Most consumers believe that the purchasing decisions they make are derived from a rational thought process that considers available alternatives. However, the reality is that emotions have a tremendous influence and they are frequently the determining factor in purchasing decisions.
Emotions are a factor in almost all of the decisions humans make. When people need to make a decision, emotions from past experiences that are related to the current decisions assign values to the options under consideration. These emotions lead to preferences which influence decisions. Studies have been conducted on individuals who had brain damage that caused a disconnect between the rational thinking and the emotional portions of their brain. These individuals had the capacity to process information rationally regarding alternate choices, however, they were not able to come to a decision since they had no sense of their feelings regarding the various options.
The influence of emotions on consumer purchasing decisions is documented very well:
• Advertising research demonstrates that a person’s buying intent is influenced to a far greater degree by emotional response to an advertisement as opposed to the actual content of an ad. For textual ads the ratio is 2:1, and for video ads it is 3:1.
• Neurological-imagery using an MRI demonstrates that when consumers are evaluating a brand, they mainly make use of emotions like experiences and personal feelings as opposed to information like facts, features, and brand attributes.
• Advertising research has led to the conclusion that “likeability” is the emotional predictor that best determines if an ad will increase the sales of a brand.
• Studies have also revealed that the positive emotions that are elicited by a brand have much more influence upon the loyalty of consumers than factors such as trust, and additional judgements that are based upon the attributes of a brand.
The main reasons consumers have a preference for products with a brand name are emotional. For example, a lot of products purchased by consumers are available in less expensive store or generic brands with identical ingredients. Why do people pay a higher price for branded products?
A well-known brand has a strong market presence because it has connected emotionally with consumers. A brand is really a mental picture of a service or product in the minds of consumers. If this mental picture consists solely of the features and attributes of a product then there aren’t any emotional connections that will influence the preferences and actions of consumers. Brands that have rich emotional content are more likely to have loyal consumers.
While emotions may be effectively communicated in text ads or video, there are additional brand components that include emotional dimensions. For instance:
• Powerful mental images of brands include their personality. Research has shown that consumers attribute personality traits to brands in a similar way that they do with other people. In addition, they have a greater attraction to some traits than others, similar to their assessment of people. The personality of a brand is conveyed via visual imagery, packaging, and the wording used when describing the brand.
• An additional factor in the emotions that a brand elicits will be in its narrative. This is the story of a brand that communicates who the brand is, how this relates to consumers, and why this is important to consumers. Brand promotion and advertising is based on this narrative.
The key component of emotions is that they are a driving force for consumer action. People are compelled to act when responding to emotions. When people are confronted with physical danger, fear is the driving emotion that makes people decide upon flight or fight to preserve their life. In daily social confrontations, a sense of insecurity could prompt someone to purchase the most recent model of car to bolster a positive self-identity.

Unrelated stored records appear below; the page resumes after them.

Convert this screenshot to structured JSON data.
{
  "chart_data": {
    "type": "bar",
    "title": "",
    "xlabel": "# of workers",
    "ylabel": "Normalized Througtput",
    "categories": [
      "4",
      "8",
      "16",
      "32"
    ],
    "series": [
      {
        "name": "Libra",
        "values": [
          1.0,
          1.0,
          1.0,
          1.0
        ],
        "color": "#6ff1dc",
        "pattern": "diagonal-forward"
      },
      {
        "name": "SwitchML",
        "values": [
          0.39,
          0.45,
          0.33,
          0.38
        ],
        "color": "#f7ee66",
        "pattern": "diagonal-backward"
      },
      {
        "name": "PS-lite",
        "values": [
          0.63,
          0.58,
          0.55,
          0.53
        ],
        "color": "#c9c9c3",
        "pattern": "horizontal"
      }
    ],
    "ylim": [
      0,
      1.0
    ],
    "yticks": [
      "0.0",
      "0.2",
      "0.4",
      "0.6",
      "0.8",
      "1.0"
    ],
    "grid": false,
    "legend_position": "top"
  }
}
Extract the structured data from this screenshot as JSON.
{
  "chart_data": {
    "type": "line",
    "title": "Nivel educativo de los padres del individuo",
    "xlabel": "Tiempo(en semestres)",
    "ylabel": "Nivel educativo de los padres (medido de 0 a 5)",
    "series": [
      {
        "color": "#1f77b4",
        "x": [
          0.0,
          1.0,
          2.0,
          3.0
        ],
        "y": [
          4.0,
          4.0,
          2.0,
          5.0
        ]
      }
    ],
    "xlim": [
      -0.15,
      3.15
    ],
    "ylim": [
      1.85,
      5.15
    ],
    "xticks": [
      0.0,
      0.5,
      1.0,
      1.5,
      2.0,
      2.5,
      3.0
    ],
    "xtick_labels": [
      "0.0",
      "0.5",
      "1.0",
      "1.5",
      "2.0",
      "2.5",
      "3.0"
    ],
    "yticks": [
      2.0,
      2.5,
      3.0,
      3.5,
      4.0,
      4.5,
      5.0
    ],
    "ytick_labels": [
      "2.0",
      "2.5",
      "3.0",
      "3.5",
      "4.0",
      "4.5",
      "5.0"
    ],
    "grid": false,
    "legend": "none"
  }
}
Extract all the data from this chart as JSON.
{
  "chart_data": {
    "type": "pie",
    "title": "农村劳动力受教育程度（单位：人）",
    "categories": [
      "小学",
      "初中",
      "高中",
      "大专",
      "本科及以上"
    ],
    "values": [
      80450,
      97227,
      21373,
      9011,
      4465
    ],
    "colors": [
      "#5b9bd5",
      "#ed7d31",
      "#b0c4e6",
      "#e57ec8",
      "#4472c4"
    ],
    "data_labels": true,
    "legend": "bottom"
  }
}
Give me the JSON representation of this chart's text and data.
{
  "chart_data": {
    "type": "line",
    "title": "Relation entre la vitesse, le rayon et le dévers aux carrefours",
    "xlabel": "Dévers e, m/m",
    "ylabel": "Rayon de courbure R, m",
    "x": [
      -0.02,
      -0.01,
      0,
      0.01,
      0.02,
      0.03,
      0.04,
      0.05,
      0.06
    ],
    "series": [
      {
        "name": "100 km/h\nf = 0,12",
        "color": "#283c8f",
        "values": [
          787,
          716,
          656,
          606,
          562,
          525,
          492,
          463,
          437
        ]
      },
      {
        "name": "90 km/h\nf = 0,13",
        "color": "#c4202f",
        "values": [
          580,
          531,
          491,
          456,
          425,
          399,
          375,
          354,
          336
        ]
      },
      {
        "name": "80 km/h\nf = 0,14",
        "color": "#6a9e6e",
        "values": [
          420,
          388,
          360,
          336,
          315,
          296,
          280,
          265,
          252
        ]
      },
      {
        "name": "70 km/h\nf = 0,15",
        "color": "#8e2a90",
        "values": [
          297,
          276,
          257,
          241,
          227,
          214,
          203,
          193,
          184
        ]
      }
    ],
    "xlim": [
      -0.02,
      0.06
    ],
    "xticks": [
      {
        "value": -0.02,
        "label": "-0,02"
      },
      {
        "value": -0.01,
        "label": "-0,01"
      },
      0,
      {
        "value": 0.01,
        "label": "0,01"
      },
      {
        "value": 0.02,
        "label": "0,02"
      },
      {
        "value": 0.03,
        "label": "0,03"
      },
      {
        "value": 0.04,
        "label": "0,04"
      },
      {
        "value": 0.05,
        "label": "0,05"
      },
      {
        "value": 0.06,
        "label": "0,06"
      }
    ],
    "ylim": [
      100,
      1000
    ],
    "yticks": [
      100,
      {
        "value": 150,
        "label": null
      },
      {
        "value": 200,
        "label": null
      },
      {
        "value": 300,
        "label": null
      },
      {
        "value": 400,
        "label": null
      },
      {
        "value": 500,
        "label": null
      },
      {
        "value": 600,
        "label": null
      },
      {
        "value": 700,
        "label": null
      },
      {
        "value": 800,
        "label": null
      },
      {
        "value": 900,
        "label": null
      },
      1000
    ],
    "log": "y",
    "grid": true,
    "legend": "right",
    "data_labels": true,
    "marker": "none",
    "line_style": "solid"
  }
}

Many marketers have come up with theories regarding the reasons consumers make purchases. Many of these theories are errant because they are viewing consumers through a product lens. Marketers will begin with the benefits and features of a product or service and then engage in consumer research to identify corresponding motivations and needs.
Internet marketers have added new theories to predict and explain the behaviour of consumers. This approach views consumers via a digital technology lens. Nevertheless, web marketers often misinterpret data regarding online activity as being a legitimate perception of the decision making process of consumers.
Consumer behaviour does not fundamentally change in order to accommodate the most recent technological innovations. In order to understand the purchasing behaviour of consumers you must base your understanding on human emotions and the very large influence emotions have upon the decision making process.